[XML-SIG] dumping an XML parser skeleton from DTD input

Eugene.Leitl@lrz.uni-muenchen.de Eugene.Leitl@lrz.uni-muenchen.de
Sat, 10 Mar 2001 16:41:09 +0100


"Thomas B. Passin" wrote:

> You are mixing up several concepts or processing steps.

I realize that. It comes from being a newbie with a deadline
breathing down my neck.
 
> 1) Parsing  xml.
> This means to get hold of the structural elements of the xml document and give
> them to another application for further processing.  There are many xml
> parsers out there, come command line and some not.  It's almost certainly not
> worth it to roll your own.

I know that, but apparently not my senior cow-orkers. It's a C/C++ shop
with an occasional sprinking of Java, my choice of Python is purely
personal (note to myself: not to goof up this one).
 
Before I try selling them on the DOM thing, I'd rather know what I'm
doing. It cost them three days to whip up their object tree XML parser
in Java.

> 2) Creating a tree-like structure to represent the structure of the xml
> document.
> The DOM is an API for a tree-like representation.  Most major parsers out
> there either include a DOM api or can work with another DOM API.  (SAX is a
> non-DOM api, but the output of a sax processsor can be used to build a tree,
> too).  The DOM is an object oriented api.

They (said cow-orkers) insist on an object tree based approach.
 
> 3) DOM manipulation, using the DOM api. There are already good processors that
> can use the DOM api to manipulate and actual, populated DOM trees.  So don't
> roll your own there, either.

Does http://4suite.org/download.epy fill the ticket?

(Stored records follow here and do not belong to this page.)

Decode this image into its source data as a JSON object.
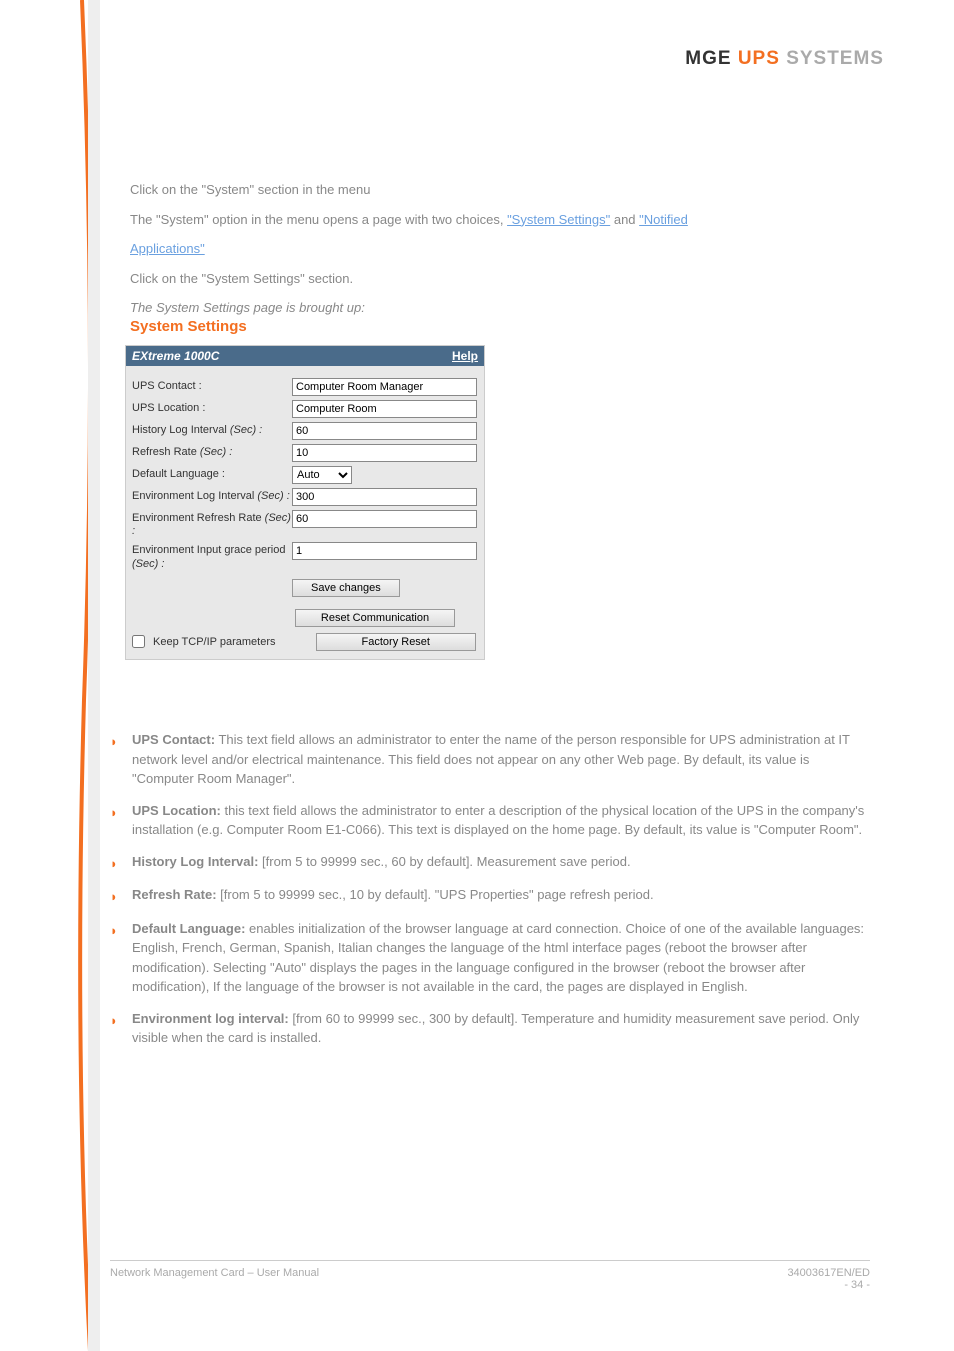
{
  "brand": {
    "mge": "MGE",
    "ups": "UPS",
    "systems": "SYSTEMS"
  },
  "intro": {
    "p1": "Click on the \"System\" section in the menu",
    "p2_prefix": "The \"System\" option in the menu opens a page with two choices, ",
    "p2_link1": "\"System Settings\"",
    "p2_mid": " and ",
    "p2_link2": "\"Notified",
    "p3": "Applications\"",
    "p4": "Click on the \"System Settings\" section.",
    "p5": "The System Settings page is brought up:"
  },
  "section_title": "System Settings",
  "panel": {
    "title": "EXtreme 1000C",
    "help": "Help",
    "rows": {
      "ups_contact_label": "UPS Contact :",
      "ups_contact_value": "Computer Room Manager",
      "ups_location_label": "UPS Location :",
      "ups_location_value": "Computer Room",
      "history_label": "History Log Interval ",
      "history_sec": "(Sec) :",
      "history_value": "60",
      "refresh_label": "Refresh Rate ",
      "refresh_sec": "(Sec) :",
      "refresh_value": "10",
      "lang_label": "Default Language :",
      "lang_value": "Auto",
      "env_log_label": "Environment Log Interval ",
      "env_log_sec": "(Sec) :",
      "env_log_value": "300",
      "env_refresh_label": "Environment Refresh Rate ",
      "env_refresh_sec": "(Sec) :",
      "env_refresh_value": "60",
      "env_input_label": "Environment Input grace period ",
      "env_input_sec": "(Sec) :",
      "env_input_value": "1"
    },
    "buttons": {
      "save": "Save changes",
      "reset_comm": "Reset Communication",
      "factory": "Factory Reset"
    },
    "keep_tcpip": "Keep TCP/IP parameters"
  },
  "bullets": [
    {
      "bold": "UPS Contact:",
      "rest": " This text field allows an administrator to enter the name of the person responsible for UPS administration at IT network level and/or electrical maintenance. This field does not appear on any other Web page. By default, its value is \"Computer Room Manager\"."
    },
    {
      "bold": "UPS Location:",
      "rest": " this text field allows the administrator to enter a description of the physical location of the UPS in the company's installation (e.g. Computer Room E1-C066). This text is displayed on the home page. By default, its value is \"Computer Room\"."
    },
    {
      "bold": "History Log Interval:",
      "rest": " [from 5 to 99999 sec., 60 by default]. Measurement save period."
    },
    {
      "bold": "Refresh Rate:",
      "rest": " [from 5 to 99999 sec., 10 by default]. \"UPS Properties\" page refresh period."
    },
    {
      "bold": "Default Language:",
      "rest": " enables initialization of the browser language at card connection. Choice of one of the available languages: English, French, German, Spanish, Italian changes the language of the html interface pages (reboot the browser after modification). Selecting \"Auto\" displays the pages in the language configured in the browser (reboot the browser after modification), If the language of the browser is not available in the card, the pages are displayed in English."
    },
    {
      "bold": "Environment log interval:",
      "rest": " [from 60 to 99999 sec., 300 by default]. Temperature and humidity measurement save period. Only visible when the card is installed."
    }
  ],
  "footer": {
    "left": "Network Management Card – User Manual",
    "right_line1": "34003617EN/ED",
    "right_line2": "- 34 -"
  }
}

The regression tests of it
dumped core on me at work, let's see whether I can get it running at home.
 
> 4) You don't need a DTD, but it's a good idea to make one anyway because then
> you can use a validating parser to check that the first xml examples that you
> build are "valid" - i.e., put together correctly from a structural point of
> view.  It's amazing how easy it is to accidently create something else besides
> what you thought you were making.

I think Emacs psgml mode will take care of that.
 
> Otherwise, you can start simple with no DTD and later define one after you
> have some hands-on experience working with xml.
> 
> As Martin said, the  Python PyXML package is very good.  There's also the

Downloading it now.

> Microsoft xml processor, which can be written to as a COM object, in VBscript,
> or in Javascript.  There are several good java processors, and some good Perl
> ones.  Python would be the quickest and easiest to use, especially if you are
> not already up to speed in one of the other languages.  Even if you are,
> Python will be faster and easier to use than one of the strongly typed
> compiled languages like java.
> 
> Get a good book or two, like Wrox's Professional XML and XML in a Nutshell
> from O'Reilly, to mention only two of the good ones out there.

I've gotten me Learning XML from ORA, which was a fresh wind in comparision to
SGML & XML Cookbook.

> Yes, the wheel has already been invented.  But core dumps aren't going to be
> very useful.  Do examples from a book or tutorial site, fix them til they run
> right, then start morphing them closer to what you want to do.  You don't need
> to try to understand a DOM tree from a core dump.  Learn about the api

The 4Suite DOM package dumped core on me when I was running regression tests as
part of the build. Perhaps I should try sticking with PyXML at first.

> instead.

Thanks for all the good advice.